On April 1, 2025, Shell finalized the sale of its Singapore refinery and associated refining assets to a joint venture between Chandra Asri and Glencore. This significant transaction marks a pivotal shift in the ownership of the refinery and its assets, which have been operational since 1961. The refinery operations will continue under the new ownership of Aster Chemicals and Energy Pte Ltd, ensuring a seamless transition for the facility's workforce.

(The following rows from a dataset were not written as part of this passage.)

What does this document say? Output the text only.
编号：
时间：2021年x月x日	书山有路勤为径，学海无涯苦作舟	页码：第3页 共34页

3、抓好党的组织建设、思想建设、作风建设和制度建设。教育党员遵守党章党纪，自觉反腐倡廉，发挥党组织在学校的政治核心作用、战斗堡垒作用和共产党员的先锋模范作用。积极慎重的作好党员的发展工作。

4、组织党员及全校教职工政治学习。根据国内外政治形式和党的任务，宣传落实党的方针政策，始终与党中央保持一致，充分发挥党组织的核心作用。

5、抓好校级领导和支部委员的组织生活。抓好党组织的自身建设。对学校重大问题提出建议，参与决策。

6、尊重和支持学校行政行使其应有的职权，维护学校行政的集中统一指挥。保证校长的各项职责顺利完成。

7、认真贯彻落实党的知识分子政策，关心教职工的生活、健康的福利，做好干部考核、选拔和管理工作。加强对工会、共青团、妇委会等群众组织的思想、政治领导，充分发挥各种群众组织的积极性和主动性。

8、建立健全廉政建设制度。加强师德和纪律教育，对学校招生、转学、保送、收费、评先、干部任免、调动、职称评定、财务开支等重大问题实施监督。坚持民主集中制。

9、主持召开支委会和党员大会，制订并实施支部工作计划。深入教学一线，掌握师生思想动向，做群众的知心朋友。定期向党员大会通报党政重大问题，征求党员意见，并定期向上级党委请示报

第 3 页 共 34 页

According to a report by Reuters, the financial details of the agreement between Shell and the Chandra Asri-Glencore joint venture were not disclosed, although the transaction was originally expected to be completed by the end of 2024. Shell has announced that its employees on site will be transferred to the new company, Aster Chemicals and Energy Pte Ltd, which is a strategic move to maintain operational continuity and expertise.
Chandra Asri, a prominent petrochemical company based in Indonesia, has already begun to secure multiple purchases of open-specification naphtha, with deliveries expected to start in March 2025. This proactive approach underscores the company’s commitment to ensuring a reliable supply of raw materials for its petrochemical operations. The decision to purchase naphtha of open specification provides flexibility in supply and potential cost advantages.
In a related development, Shell's chemical complex in Jurong Island has significantly ramped up its naphtha imports in 2023 and 2024, bringing in approximately 1.5 million tons annually during those years. This increase is likely driven by an expansion in production capacity, new downstream projects, or shifts in regional supply and demand dynamics for petrochemicals. The ongoing changes in the market reflect the strategic positioning of both Shell and Chandra Asri in the Southeast Asian petrochemical industry.
Meanwhile, Glencore, the Swiss commodity trading and mining giant, has been actively securing crude oil supplies, with several shipments expected to arrive in Singapore in May and June 2025. Reports indicate that the crude oil is sourced from various regions, including Canada and Kazakhstan, highlighting Glencore’s strategy of diversifying its supply sources.
On the same day, Shell also announced the completion of its acquisition of Pavilion Energy's Singapore LNG trader from Temasek. This acquisition, first announced on June 18, 2024, involves the purchase of Pavilion Energy’s global LNG trading businesses, which include long-term sales and purchase agreements totaling 6.5 million tonnes per year (MTPA), regasification capacity, and its LNG bunkering business.
Shell aims to increase its sales by 4% to 5% annually until 2030 through this acquisition. Experts in the energy sector believe that this purchase will bolster Shell’s dominance in the LNG market, particularly in Singapore, which is recognized as the largest LNG bunkering hub in the world. Pavilion Energy has been an active contributor to Singapore's LNG bunkering ecosystem, having opened over 280 LNG truckloads and launched its first ship-to-ship LNG bunkering operation in February 2024.
The integration of Shell and Pavilion’s LNG bunkering businesses is expected to further consolidate Singapore’s status in LNG trading and bunkering, given Shell’s extensive portfolio and global reach. The Pavilion Energy portfolio also includes long-term regasification capacity of approximately two MTPA at the Isle Grain LNG terminal in the United Kingdom, as well as regasification access in Singapore and Spain.
Furthermore, Pavilion has time charter agreements for three electronically controlled gas injection LNG vessels and two tri-fuel diesel-electric vessels, enhancing its operational capabilities. However, Pavilion’s pipeline gas business in Singapore was not included in the transaction and has been transferred to Gas Supply Pte Ltd, a wholly-owned subsidiary of Temasek. Additionally, Pavilion's stake in two offshore oil and gas blocks in Tanzania was excluded from the sale.
Shell holds the first LNG import license for Singapore, supplying nearly a quarter of the country's natural gas needs. The global demand for LNG is projected to increase by more than 50% by the end of 2040, signaling a robust growth trajectory for the industry. This acquisition not only strengthens Shell’s position in the LNG market but also aligns with the company’s long-term strategy to enhance its capabilities and meet the rising demand for natural gas.
As Shell continues to expand its footprint in the energy sector, the recent acquisitions and strategic partnerships underscore its commitment to maintaining leadership in both the refining and LNG trading markets. With a focus on operational efficiency and supply chain management, Shell is poised to navigate the evolving landscape of the energy industry effectively.